Katherine Fero: I was really drawn to this project in particular because of the cost aspect. I think that it's going to be more and more important as we go on and continue to, I mean, we spend a lot of money on healthcare in this country. And I think knowing what sort of high value interventions we're actually offering to our patients, what we're doing that helps them and at what cost is going to be, is going to be important going forward. And I think for a long time, it's been an effort or kind of maybe an excuse, we will try to separate church and state? And make clinical decision makings in a silo separate from cost implications? And I think, unfortunately, we've just reached a point we're doing that is not really tenable. And maybe that's just because I have a small child now, so I'm like thinking about the future all the time. But I think the cost piece of this is really what motivates me.

Sam Chang: Well, I think that's so true. I mean, obviously we're starting to make attempts for price transparency within hospital, et cetera. Will we ever get the cost transparency? A different question.

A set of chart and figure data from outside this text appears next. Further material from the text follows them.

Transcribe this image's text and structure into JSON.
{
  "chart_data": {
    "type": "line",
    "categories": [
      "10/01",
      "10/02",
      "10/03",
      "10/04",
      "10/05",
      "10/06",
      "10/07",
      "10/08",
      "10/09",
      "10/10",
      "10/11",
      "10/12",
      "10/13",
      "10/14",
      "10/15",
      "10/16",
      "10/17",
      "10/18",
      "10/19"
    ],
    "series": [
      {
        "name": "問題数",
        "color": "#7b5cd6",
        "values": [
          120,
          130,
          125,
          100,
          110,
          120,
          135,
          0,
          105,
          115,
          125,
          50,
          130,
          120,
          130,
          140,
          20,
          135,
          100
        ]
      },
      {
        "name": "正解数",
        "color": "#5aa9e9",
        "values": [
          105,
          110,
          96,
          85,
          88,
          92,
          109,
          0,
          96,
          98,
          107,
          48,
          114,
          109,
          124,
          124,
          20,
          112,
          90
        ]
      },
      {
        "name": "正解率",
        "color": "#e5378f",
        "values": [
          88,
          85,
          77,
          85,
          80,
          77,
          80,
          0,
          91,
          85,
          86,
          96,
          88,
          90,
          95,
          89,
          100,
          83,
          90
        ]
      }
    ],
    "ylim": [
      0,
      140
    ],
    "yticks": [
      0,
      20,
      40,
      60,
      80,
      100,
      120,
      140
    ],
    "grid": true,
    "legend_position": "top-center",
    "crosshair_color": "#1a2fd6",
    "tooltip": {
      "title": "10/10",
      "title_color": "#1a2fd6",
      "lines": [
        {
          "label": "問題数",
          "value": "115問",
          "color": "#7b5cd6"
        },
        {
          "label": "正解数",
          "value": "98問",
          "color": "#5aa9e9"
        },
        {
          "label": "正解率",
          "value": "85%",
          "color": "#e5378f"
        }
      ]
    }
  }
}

But I agree with you, absolutely understanding or at least revealing a little bit of what's been at least spent or at least charged so that individuals know what to expect. And honestly, it will impact, I think patients' choices as it should. We go beyond a service industry but we're a service industry. And so, I think all those points that you all have made I think are essential. And I want to thank both of you guys again so much for your collaboration, your sponsorship Stephen, your active integration and taking this step forward. Katherine and I look forward great things from both of you, so thanks again.

Katherine Fero: Thank you.

Stephen Williams: Thank you so much, Dr. Chang.